Since the passing of the cooperative insurance regulations of 2003, which provided the basis for Takaful companies to operate in the kingdom, the insurance and Takaful industry in Saudi Arabia has seen a flourish of activity in recent years and largely resisted the after-effects of the global recession.
This is primarily due to the strong domestic funding base offered by the privileged position of Saudi nationals, the majority of whom enjoy high investment potential compared to the rest of the GCC; and a mandatory policy of compulsory insurance for registered foreign workers.
Prior to 2003, the insurance sector was largely unregulated as conventional insurance was deemed impermissible under Shariah and the only coverage offered was through a monopolized state-run cooperative.
This cooperative system has had a lasting effect in that no specific Takaful act currently exists and as such, Takaful operators are only subject to the aforementioned law with no regulatory framework.
Takaful is further impeded by a lack of guidance from the Saudi Arabian Monetary Agency (SAMA) which, having offered strict guidelines on product development and Shariah compliance, has had limited impact on the operational standards and procedures of Takaful companies. Overseas entities wishing to enter the Saudi market must do so through highly restrictive partnership agreements, which place numerous barriers on their activities and product suites.
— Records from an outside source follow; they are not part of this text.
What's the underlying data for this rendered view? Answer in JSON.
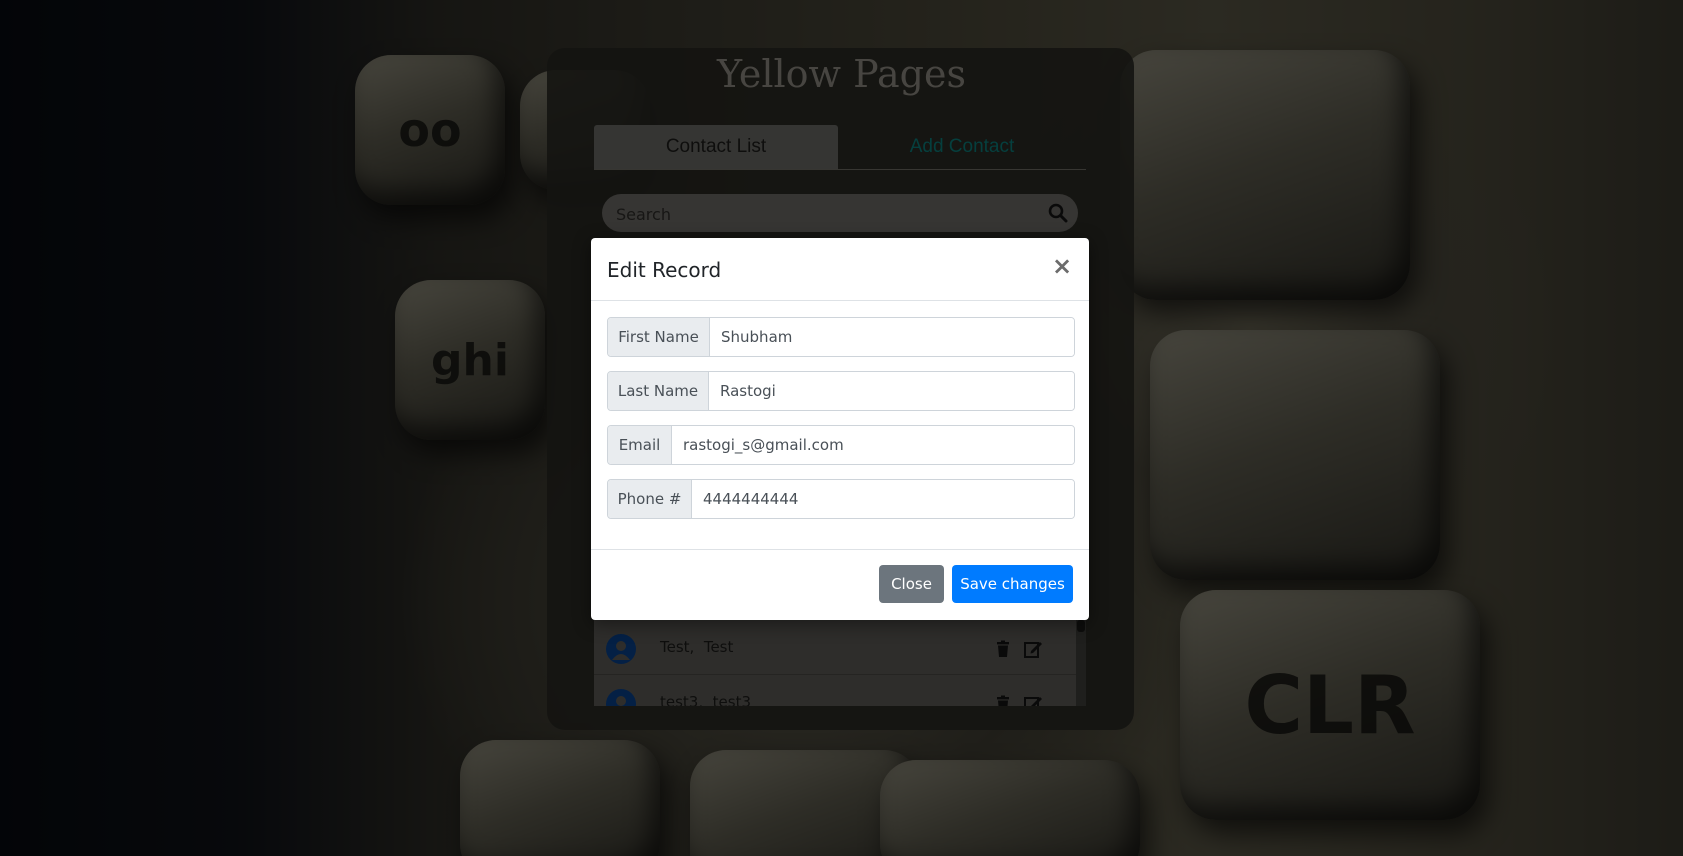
{
  "app": {
    "title": "Yellow Pages"
  },
  "tabs": [
    {
      "label": "Contact List",
      "active": true
    },
    {
      "label": "Add Contact",
      "active": false
    }
  ],
  "search": {
    "placeholder": "Search",
    "icon": "search-icon"
  },
  "contacts": [
    {
      "name": "Test,  Test",
      "icon": "user-icon"
    },
    {
      "name": "test3,  test3",
      "icon": "user-icon"
    }
  ],
  "row_actions": {
    "delete_icon": "trash-icon",
    "edit_icon": "edit-icon"
  },
  "modal": {
    "title": "Edit Record",
    "close_glyph": "×",
    "fields": {
      "first_name": {
        "label": "First Name",
        "value": "Shubham"
      },
      "last_name": {
        "label": "Last Name",
        "value": "Rastogi"
      },
      "email": {
        "label": "Email",
        "value": "rastogi_s@gmail.com"
      },
      "phone": {
        "label": "Phone #",
        "value": "4444444444"
      }
    },
    "buttons": {
      "close_label": "Close",
      "save_label": "Save changes"
    }
  },
  "colors": {
    "primary": "#007bff",
    "secondary": "#6c757d",
    "tab_accent": "#0b7f7c",
    "avatar": "#08408a"
  }
}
The future outlook of the Saudi Arabian insurance sector is however highly optimistic as there is a strong inherent growth potential within the market. Ernst & Young (E&Y) back up this assertion, claiming that Saudi Arabia is the largest Takaful market in the GCC, seeing nearly US$8.9 billion in contributions over the course of 2010, followed by Malaysia and the UAE. However, Saudi Arabia is expected to grow at a faster rate because the premiums paid by the insured are considered donations not premiums.
Saudi Arabia’s Takaful market has gone from strength to strength due to the continued rollout of compulsory medical insurance. More than half of the kingdom’s population of 29.2 million are deemed to be upper middle class, and with around 60% of the population below retirement age, the encouraging demographics are likely to present further growth potential as the population ages and looks increasingly towards their savings and investment status.
Health insurance has emerged as one of the fastest growing segments in the Saudi Arabian insurance sector. With a 53% share of total insurance premiums during 2010, health insurance has become a key growth driver for the overall market, while the share of gross health insurance is likely to reach around 59% by the end of 2014. The general insurance sector, meanwhile, is expected to grow at a compound annual growth rate (CAGR) of around 12% between 2011 and 2014.
The motor insurance segment is also reportedly projected to grow at a significant CAGR of 30% between 2010 and 2012. This fast growth rate will be achieved on the back of increased promotional strategies deployed by government in line with the compulsory rollout of required motor insurance.
The future outlook of the Saudi Arabian insurance sector is highly optimistic as there is strong inherent growth potential in all market sectors, with general insurance providing particularly strong growth figures. Factors such as low penetration, strong government support, and rising awareness levels are likely to propagate the number of people opting for insurance plans. Takaful insurance, in such a scenario, will play a vital role.